School of Physics, Huazhong University of Science and Technology, Wuhan, Hubei 430074, China.
Nucleic Acids Res. 2019 May 7;47(8):e43. doi: 10.1093/nar/gkz087.
The rapid and accurate approach to distinguish between coding RNAs and ncRNAs has been playing a critical role in analyzing thousands of novel transcripts, which have been generated in recent years by next-generation sequencing technology. Previously developed methods CPAT, CPC2 and PLEK can distinguish coding RNAs and ncRNAs very well, but poorly distinguish between small coding RNAs and small ncRNAs. Herein, we report an approach, CPPred (coding potential prediction), which is based on SVM classifier and multiple sequence features including novel RNA features encoded by the global description. The CPPred can better distinguish not only between coding RNAs and ncRNAs, but also between small coding RNAs and small ncRNAs than the state-of-the-art methods due to the addition of the novel RNA features. A recent study proposes 1335 novel human coding RNAs from a large number of RNA-seq datasets. However, only 119 transcripts are predicted as coding RNAs by the CPPred. In fact, almost all proposed novel coding RNAs are ncRNAs (91.1%), which is consistent with previous reports. Remarkably, we also reveal that the global description of encoding features (T2, C0 and GC) plays an important role in the prediction of coding potential.

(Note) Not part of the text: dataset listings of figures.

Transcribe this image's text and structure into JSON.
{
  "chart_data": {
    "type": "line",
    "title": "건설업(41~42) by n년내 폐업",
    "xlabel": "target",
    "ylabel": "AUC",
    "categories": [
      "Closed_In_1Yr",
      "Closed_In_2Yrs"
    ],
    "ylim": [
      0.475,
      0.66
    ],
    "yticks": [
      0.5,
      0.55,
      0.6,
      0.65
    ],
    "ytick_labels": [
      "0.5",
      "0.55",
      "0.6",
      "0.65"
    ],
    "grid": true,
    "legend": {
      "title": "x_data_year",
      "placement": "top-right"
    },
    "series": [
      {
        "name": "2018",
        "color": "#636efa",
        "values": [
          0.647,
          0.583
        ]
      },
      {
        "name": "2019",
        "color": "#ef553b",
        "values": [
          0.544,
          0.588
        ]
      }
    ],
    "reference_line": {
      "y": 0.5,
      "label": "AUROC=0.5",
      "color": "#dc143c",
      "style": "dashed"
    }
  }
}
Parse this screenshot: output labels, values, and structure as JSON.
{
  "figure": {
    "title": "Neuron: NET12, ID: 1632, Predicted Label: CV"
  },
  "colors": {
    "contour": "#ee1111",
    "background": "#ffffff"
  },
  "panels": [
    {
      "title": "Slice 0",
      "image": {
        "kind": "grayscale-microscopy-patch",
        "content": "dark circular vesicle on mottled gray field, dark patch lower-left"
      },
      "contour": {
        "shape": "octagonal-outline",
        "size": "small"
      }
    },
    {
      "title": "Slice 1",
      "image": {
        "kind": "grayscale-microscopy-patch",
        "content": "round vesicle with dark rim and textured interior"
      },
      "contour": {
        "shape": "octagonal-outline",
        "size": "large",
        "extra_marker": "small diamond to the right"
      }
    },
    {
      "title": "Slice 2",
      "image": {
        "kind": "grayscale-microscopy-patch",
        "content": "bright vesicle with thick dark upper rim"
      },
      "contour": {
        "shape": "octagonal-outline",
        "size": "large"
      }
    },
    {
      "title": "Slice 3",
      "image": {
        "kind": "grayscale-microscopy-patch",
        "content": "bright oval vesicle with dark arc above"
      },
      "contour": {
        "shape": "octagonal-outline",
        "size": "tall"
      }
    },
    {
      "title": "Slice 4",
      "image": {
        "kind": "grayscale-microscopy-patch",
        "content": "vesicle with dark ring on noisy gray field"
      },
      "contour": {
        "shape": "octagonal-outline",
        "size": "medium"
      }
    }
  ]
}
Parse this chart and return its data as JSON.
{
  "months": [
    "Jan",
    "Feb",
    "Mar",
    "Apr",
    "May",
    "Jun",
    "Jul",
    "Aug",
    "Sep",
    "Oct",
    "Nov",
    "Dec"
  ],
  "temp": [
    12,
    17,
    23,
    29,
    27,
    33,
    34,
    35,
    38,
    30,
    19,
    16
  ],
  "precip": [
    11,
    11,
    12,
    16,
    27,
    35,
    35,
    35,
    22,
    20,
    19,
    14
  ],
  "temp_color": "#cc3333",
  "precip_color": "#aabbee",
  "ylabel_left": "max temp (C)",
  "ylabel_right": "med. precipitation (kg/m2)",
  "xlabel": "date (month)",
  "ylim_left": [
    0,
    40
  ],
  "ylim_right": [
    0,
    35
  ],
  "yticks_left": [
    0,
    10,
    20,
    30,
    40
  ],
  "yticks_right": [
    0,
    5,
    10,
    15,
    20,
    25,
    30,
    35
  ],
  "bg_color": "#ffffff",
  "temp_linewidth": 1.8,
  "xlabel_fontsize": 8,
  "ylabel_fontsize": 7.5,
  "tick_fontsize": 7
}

快速准确地区分编码 RNA 和非编码 RNA 在分析近年来通过下一代测序技术产生的数千种新型转录本方面发挥了关键作用。以前开发的 CPAT、CPC2 和 PLEK 方法可以很好地区分编码 RNA 和非编码 RNA,但在区分小编码 RNA 和小非编码 RNA 方面效果不佳。在这里,我们报告了一种方法 CPPred(编码潜力预测),它基于 SVM 分类器和多个序列特征,包括由全局描述编码的新型 RNA 特征。由于添加了新型 RNA 特征,CPPred 不仅可以更好地区分编码 RNA 和非编码 RNA,还可以更好地区分小编码 RNA 和小非编码 RNA,优于最先进的方法。最近的一项研究从大量 RNA-seq 数据集中提出了 1335 种新型人类编码 RNA。然而,只有 119 个转录本被 CPPred 预测为编码 RNA。事实上,几乎所有提出的新型编码 RNA 都是非编码 RNA(91.1%),这与之前的报告一致。值得注意的是,我们还揭示了编码特征的全局描述(T2、C0 和 GC)在编码潜力预测中起着重要作用。